For now I just want to know, what steps closest-pair heuristic makes. A picture similar to the bottom one with numbers associated with each iteration along with explanation would be appreciated.
Here is the link to the book taken from that post.
I don't have the book, but it is showing a comparison of the nearest neighbor heuristic to the optimal solution for this data. The data shown here is (-21, -5, -1, 0, 1, 3, 11).
The confusion may be between a "local" greedy algorithm and a "global" greedy algorithm (for lack of better word). The nearest neighbor shown above is strictly local. The "robot" starts at 0 and chooses to go to 1, because it is the closest path. The robot is at 1, and finds the next closest point is -1. Then the robot is at -1 and the next closest point is 3, and so on.
The closest pair is more global. It is looking at all optimal edges at once. So, the algorithm starts at 0 and finds four that are exactly 1 unit apart (0, 1), (1, 0), (-1, 0), and (0, -1). It would add two distinct pairs creating the graph (-1, 0, 1). This could be either directed or non-directed.
Then it would repeat, and notice that (1, 3) is the next smallest edge, and so on, until it arrives at the optimal solution.
The difference is that in the nearest neighbor case, the robot can only look at the neighbors of where it is currently located. In the closest pair case, you can look at all edges to choose the smallest one.
I agree this is not very clear in the book (which is a bit of a downer as the reader encounters it right away - page 7 in my edition).
I think the difficulty here is not in the closest-pair heuristic itself. The key is noticing that the heuristic is not itself supposed to be the solution to the problem! Only a part (arguably the most important part) of an algorithm that is never fully described in the book (probably because this is intended as a wrong algorithm). With the heuristic, you get the pairs of vertexes that should be connected, but not the order in which they ought to be connected. For that, something more is needed.
For completeness, here is the problem statement from the book
Problem: Robot Tour Optimization
Input: A set S of n points in the plane
Output: What is the shortest cycle tour that visits each point in the set S
Now, the closest-pair heuristic, as defined in the book and quoted here, only gives you a set/list of connections, not the tour itself, and so not the required solution. To obtain the tour you would have to do something more. An overall (flawed!) solution using this strategy would look something like:
1) Initialize the output list of vertexes to visit as the empty list (call it RET).

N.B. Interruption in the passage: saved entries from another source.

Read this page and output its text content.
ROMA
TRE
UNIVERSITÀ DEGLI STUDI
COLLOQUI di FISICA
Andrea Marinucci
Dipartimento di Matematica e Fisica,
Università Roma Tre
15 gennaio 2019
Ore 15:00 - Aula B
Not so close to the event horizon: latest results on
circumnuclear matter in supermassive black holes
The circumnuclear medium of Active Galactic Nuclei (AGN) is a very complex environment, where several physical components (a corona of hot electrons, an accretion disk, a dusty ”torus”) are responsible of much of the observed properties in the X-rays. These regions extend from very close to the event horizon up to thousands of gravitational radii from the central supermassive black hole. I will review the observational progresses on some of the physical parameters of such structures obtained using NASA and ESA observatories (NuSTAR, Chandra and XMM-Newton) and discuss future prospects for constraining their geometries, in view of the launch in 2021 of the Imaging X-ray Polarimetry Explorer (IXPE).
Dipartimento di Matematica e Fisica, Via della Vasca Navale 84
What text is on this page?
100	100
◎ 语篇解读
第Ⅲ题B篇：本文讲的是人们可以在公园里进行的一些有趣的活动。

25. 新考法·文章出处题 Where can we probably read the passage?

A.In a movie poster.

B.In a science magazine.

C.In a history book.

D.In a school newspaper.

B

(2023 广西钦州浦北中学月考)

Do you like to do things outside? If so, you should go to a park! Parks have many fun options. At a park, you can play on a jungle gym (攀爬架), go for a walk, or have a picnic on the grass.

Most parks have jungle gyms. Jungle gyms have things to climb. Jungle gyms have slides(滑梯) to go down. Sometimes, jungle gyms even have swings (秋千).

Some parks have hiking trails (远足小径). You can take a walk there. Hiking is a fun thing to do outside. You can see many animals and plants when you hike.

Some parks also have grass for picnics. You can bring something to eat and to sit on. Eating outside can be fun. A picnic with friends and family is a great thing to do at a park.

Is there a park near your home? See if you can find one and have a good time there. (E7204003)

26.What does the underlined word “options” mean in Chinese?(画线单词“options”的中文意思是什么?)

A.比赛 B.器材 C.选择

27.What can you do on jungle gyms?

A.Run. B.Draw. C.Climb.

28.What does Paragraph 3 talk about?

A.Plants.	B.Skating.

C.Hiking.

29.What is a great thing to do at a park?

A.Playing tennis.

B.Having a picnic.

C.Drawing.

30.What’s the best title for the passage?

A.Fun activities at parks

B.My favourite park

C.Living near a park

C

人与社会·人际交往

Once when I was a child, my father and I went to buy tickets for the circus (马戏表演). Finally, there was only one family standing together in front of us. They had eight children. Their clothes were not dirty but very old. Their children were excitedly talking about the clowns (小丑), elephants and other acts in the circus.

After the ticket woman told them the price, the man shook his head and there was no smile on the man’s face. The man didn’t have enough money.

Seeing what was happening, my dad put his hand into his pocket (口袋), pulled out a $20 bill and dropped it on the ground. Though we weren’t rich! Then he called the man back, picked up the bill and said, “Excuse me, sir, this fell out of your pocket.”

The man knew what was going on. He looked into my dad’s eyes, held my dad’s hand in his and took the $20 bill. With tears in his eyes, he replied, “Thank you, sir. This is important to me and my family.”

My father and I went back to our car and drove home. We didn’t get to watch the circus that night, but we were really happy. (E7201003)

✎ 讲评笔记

2) Obtain the list of connections (vertex pairs) given by ClosestPair (let it be L)
3) If L is empty, jump to 12
4) Remove an arbitrary connection from L (call it C1).
5) Choose an arbitrary vertex from C1 (call it V1)
6) Append V1 to RET
7) Remove from L the other connection that contains V1 (call it C2)
8) Choose the other vertex from that connection (call it V2)
9) append V2 to RET
10) Set V1=V2
11) If L is not empty, jump back to 7
12) return RET
Or in pseudo-code
Alg(P): # P is the input set of points
RET = []
L = ClosestPairs(P)
if(L.empty()):
return RET
C1 = L.getAndRemoveRandomElement()
V1 = C1.getRandomVertex()
RET.append(V1)
while(!L.empty()):
C2 = L.getAndRemoveElementContaining(V1)
V2 = C2.getTheOtherVertex(V1)
RET.append(V2)
V1 = V2
return RET
I was going through the same problem of understand this heuristic, my answer might help the others facing the same problem.
What does the robot need is a closed path which visits all the points and cycle backs to its original position. There is a statement mentioning premature termination which insists that the path should be full (visiting all points i.e.. we should not join some pair of vertices such that they create a smaller closed path).
Now going through the example below
here the by using the closest-pair heuristic we will find a path which connects all the points in a line and then connects the remaining end points with each other (-21 , 11). So whether robot starts with 0 or -21 or 11, it will be travelling the same distance (it will circle back to its starting position for next iteration). This distance will be the optimal distance.
But the above approach fails in the case below
here the closest pair path turns out to be the image on the left, while the optimal path should be the image on the right, hence the heuristic fails to give the correct solution.